Le vittime, entrambe sulla trentina, presentavano ferite compatibili con un’aggressione violenta. Le autorità non hanno ancora confermato il movente, ma hanno dichiarato che “tutte le piste restano aperte”, compresa quella di un possibile crimine legato a tensioni comunitarie o a dispute locali. La polizia ha istituito una squadra investigativa speciale e ha invitato i residenti a collaborare, sottolineando che al momento non risultano arresti. La notizia ha suscitato forte preoccupazione in Mozambico, dove il ministero degli Esteri ha chiesto chiarimenti ufficiali a Pretoria e ha sollecitato un’indagine “rapida e trasparente”.
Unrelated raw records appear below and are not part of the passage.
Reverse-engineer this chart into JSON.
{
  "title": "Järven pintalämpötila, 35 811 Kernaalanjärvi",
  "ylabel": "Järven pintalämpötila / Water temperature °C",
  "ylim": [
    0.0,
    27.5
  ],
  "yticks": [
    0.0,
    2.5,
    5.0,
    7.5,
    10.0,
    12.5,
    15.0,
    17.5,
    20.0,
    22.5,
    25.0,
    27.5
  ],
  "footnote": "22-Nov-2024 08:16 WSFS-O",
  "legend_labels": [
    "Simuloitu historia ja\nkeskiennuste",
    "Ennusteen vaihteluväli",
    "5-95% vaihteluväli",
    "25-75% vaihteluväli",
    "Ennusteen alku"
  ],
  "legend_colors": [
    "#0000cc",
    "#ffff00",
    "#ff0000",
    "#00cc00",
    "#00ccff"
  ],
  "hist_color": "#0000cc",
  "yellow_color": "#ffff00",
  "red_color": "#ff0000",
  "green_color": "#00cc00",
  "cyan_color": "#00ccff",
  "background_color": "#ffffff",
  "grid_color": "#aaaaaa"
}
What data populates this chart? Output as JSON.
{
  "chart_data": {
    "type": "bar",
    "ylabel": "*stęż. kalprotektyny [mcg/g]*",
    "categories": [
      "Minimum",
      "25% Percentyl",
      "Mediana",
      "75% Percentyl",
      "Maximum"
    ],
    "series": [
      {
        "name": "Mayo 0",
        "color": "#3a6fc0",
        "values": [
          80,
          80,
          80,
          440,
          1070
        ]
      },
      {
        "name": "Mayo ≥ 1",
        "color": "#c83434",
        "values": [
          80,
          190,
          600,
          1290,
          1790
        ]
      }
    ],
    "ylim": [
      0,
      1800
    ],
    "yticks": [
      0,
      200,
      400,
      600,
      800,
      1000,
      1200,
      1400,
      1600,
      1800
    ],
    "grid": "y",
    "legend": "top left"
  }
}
Negli ultimi anni, la regione di confine è stata teatro di episodi di violenza contro cittadini stranieri, spesso legati a tensioni economiche e alla competizione per il lavoro. Organizzazioni per i diritti umani ricordano che i migranti mozambicani rappresentano una parte significativa della forza lavoro sudafricana, soprattutto nei settori agricolo e minerario. Le autorità sudafricane hanno condannato l’omicidio e invitato alla calma.
Il ministro della Polizia, citato da eNCA, ha definito l’accaduto “inaccettabile” e ha promesso un rafforzamento delle pattuglie nelle aree più sensibili. Tuttavia, diversi analisti avvertono che l’episodio rischia di riaccendere il dibattito sulla sicurezza dei lavoratori stranieri e sulle tensioni xenofobe che ciclicamente emergono nel Paese.